- Born: June 20, 1938 Toronto, Ontario, Canada
- Died: February 6, 2025 (aged 86) Oshawa, Ontario, Canada
- Occupation: Public address announcer
- Years active: 1961–1999

= Paul Morris (announcer) =

Canadian public address announcer (1938–2025)

Paul Douglas Morris (June 20, 1938 – February 6, 2025) was a Canadian public address announcer for the Toronto Maple Leafs and sound engineer at Maple Leaf Gardens. He held the announcing job for 38 seasons, from October 14, 1961 to May 31, 1999 and was the PA announcer for 1,585 consecutive Leaf games. Morris was known for his dispassionate, monotone voice, instantly recognizable to two generations of Leaf fans.

==Life and career==
Morris was born on June 20, 1938. His father, Doug Morris, was an electrician at Maple Leaf Gardens from its opening in 1931. Paul Morris began working at the Gardens in the summer of 1958 while a student at the Ryerson Institute of Technology.
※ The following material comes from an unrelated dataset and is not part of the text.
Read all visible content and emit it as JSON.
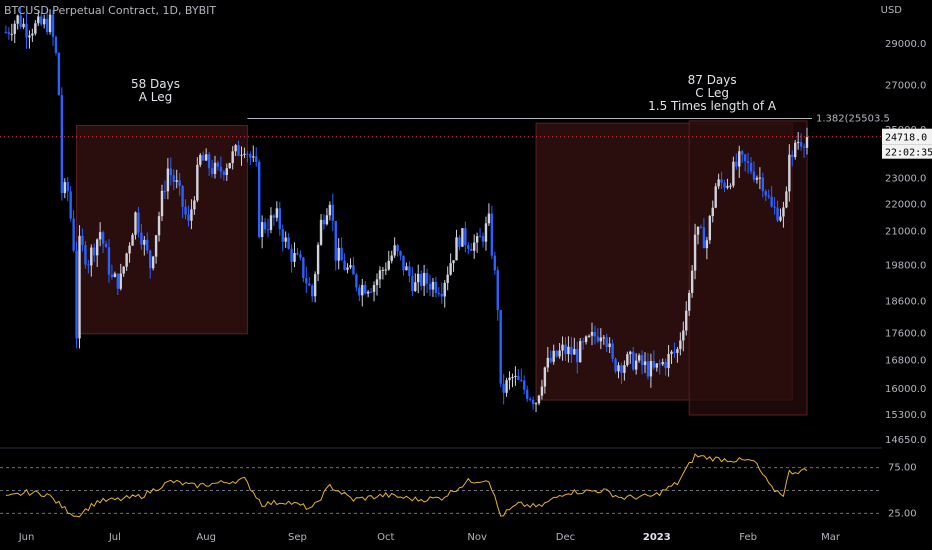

He quit school and stayed at the Gardens, becoming PA announcer three years later when Red Barber was fired. Barber had been the team's PA announcer from 1931 until 1961. He was fired after mistakenly introducing Lester B. Pearson, who was dropping the puck during a game's opening ceremony, as "Lister Beer Pearson".

During his tenure at the Gardens, Morris, along with Bob Wood, designed and assembled the modern four-sided scoreboard that was used between 1966 and 1982.

When the team moved from the Gardens to the Air Canada Centre in February 1999, Morris was not given a full-time job at the new building. Instead, he was offered $300 a game to continue as announcer. He finished the season and then retired at age 61. Andy Frost was hired as his successor in September.

At the Leafs' 1999–2000 home-opener on October 4, 1999, Morris was honoured during a pre-game ceremony and in the third period announced "last minute of play in this period" one last time. Since then Morris’s "last minute of play" is played on occasion at Leafs home games. He is considered the standard by which most PA announcers are judged and has been widely known as the most memorable of his position.

Morris died on February 6, 2025, at the age of 86.